Lepton asymmetry and primordial nucleosynthesis in the era of precision cosmology
Pasquale D. Serpico, Georg G. Raffelt
TL;DR
The paper addresses how a possible lepton asymmetry, parameterized by a common neutrino degeneracy parameter $\xi$ for all flavors, impacts primordial nucleosynthesis.
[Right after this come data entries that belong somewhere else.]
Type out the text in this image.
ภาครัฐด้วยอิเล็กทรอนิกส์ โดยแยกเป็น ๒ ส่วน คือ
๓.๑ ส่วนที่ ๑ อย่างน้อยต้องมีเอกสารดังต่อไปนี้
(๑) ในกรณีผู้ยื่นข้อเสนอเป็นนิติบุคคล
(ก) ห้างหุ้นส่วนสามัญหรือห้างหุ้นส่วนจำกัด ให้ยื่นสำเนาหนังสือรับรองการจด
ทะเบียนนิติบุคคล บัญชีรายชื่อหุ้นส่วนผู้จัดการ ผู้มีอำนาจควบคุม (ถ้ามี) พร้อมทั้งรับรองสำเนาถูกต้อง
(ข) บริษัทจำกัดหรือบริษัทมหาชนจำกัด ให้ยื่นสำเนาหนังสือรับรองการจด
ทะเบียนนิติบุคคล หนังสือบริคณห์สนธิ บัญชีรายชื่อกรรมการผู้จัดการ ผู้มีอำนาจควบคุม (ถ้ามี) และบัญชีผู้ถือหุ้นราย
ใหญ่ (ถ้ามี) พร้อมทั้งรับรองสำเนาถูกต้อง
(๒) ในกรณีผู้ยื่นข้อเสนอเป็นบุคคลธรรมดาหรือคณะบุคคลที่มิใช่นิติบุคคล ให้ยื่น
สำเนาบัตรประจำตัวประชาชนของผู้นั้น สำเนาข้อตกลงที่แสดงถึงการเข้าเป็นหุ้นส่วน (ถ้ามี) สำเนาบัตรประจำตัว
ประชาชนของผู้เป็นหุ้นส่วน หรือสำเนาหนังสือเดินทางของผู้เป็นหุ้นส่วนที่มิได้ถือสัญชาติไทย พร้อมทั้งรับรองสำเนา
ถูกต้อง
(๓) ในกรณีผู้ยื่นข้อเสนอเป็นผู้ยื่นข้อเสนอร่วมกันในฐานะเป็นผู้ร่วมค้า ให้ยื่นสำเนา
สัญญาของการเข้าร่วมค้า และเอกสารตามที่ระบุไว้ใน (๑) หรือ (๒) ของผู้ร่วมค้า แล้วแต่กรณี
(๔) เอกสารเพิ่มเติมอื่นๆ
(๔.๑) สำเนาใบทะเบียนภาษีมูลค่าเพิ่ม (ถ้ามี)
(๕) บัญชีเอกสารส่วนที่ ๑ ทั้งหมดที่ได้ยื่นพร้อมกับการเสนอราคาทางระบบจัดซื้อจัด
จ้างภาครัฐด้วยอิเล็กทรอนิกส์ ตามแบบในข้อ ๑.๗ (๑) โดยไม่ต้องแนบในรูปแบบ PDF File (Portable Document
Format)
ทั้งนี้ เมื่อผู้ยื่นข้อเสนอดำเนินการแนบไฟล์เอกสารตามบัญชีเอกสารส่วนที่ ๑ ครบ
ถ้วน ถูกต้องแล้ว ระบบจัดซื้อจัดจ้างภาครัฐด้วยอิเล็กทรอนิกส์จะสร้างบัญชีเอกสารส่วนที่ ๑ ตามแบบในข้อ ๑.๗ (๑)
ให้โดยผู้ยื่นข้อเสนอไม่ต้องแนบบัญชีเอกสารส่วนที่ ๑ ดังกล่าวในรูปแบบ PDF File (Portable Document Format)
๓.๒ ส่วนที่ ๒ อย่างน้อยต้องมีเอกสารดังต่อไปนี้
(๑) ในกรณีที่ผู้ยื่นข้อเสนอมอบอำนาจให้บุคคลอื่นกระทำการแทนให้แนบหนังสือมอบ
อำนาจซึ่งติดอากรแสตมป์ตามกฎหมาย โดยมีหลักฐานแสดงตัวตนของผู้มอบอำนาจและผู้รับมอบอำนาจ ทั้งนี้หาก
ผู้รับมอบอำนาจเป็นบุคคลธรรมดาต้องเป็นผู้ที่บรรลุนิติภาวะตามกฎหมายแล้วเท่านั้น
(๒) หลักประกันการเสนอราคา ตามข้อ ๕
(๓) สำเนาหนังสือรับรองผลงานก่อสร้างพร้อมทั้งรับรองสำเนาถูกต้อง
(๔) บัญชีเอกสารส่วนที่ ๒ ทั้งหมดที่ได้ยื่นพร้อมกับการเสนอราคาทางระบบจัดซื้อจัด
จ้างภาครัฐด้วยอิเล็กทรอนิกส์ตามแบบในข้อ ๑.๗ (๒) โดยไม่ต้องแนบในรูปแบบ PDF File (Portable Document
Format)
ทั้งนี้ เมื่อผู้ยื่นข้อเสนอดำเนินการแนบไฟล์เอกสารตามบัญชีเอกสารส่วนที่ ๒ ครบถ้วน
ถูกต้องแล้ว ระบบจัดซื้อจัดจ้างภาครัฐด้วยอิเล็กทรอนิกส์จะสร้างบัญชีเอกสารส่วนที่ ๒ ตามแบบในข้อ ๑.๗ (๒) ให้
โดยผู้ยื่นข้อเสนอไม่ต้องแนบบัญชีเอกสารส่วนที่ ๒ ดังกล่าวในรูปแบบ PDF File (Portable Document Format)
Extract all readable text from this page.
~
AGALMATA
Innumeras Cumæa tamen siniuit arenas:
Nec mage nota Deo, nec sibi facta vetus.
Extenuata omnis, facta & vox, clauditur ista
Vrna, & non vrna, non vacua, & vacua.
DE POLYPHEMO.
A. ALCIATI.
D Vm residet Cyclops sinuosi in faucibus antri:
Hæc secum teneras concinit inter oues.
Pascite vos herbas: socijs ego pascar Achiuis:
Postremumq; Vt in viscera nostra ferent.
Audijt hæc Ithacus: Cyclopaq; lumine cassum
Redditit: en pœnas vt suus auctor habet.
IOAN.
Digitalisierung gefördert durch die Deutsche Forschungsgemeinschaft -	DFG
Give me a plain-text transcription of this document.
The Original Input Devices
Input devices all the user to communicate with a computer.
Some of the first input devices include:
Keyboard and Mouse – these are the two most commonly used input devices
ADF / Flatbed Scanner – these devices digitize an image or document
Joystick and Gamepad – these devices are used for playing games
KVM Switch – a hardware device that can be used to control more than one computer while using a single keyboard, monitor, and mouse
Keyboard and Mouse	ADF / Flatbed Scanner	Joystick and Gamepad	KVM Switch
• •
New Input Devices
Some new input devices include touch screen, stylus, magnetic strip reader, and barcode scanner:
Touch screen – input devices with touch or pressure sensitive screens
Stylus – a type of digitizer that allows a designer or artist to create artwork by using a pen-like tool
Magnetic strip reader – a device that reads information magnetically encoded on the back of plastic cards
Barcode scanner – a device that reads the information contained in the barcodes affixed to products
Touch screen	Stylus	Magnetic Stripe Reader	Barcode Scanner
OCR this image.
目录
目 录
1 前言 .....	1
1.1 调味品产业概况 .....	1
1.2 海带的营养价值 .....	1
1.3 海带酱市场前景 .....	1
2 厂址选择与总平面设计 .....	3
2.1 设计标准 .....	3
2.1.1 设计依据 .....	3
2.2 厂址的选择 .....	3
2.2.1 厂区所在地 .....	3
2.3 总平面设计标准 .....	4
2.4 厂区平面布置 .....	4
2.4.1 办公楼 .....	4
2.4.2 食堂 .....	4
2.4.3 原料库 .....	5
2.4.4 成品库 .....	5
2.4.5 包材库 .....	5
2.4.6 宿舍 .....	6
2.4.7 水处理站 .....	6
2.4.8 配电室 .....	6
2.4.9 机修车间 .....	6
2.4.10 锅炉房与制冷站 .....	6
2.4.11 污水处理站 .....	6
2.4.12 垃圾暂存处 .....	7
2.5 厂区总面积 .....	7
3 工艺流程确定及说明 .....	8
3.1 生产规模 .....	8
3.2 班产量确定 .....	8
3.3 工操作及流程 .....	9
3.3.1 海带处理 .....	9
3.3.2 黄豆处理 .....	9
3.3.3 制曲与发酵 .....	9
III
It computes light-element abundances within the BBN framework with $\eta_B$ fixed by CMB data and $N_{\rm eff}$ set by neutrino physics, mapping the results to the helium yield $Y_p$. The helium yield is found to be the most sensitive probe of $\xi$, yielding bounds such as $-0.04 \lesssim \xi \lesssim 0.07$ or $\xi = 0.0245 \pm 0.0092$, with improved $\eta_B$ precision having little impact. A precise $Y_p$ measurement that distinguishes $\xi=0$ from $\xi\neq 0$ would test the cosmological standard assumption that sphaleron processes equilibrate the cosmic lepton and baryon asymmetries, providing a crucial probe of potential new physics.
Abstract
We calculate and display the primordial light-element abundances as a function of a neutrino degeneracy parameter ξcommon to all flavors. It is the only unknown parameter characterizing the thermal medium at the primordial nucleosynthesis epoch. The observed primordial helium abundance Y_p is the most sensitive cosmic ``leptometer.'' Adopting the conservative Y_p error analysis of Olive and Skillman implies -0.04 \alt ξ\alt 0.07 whereas the errors stated by Izotov and Thuan imply ξ=0.0245+-0.0092 (1 sigma). Improved determinations of the baryon abundance have no significant impact on this situation. A determination of Y_p that reliably distinguishes between a vanishing or nonvanishing ξis a crucial test of the cosmological standard assumption that sphaleron effects equilibrate the cosmic lepton and baryon asymmetries.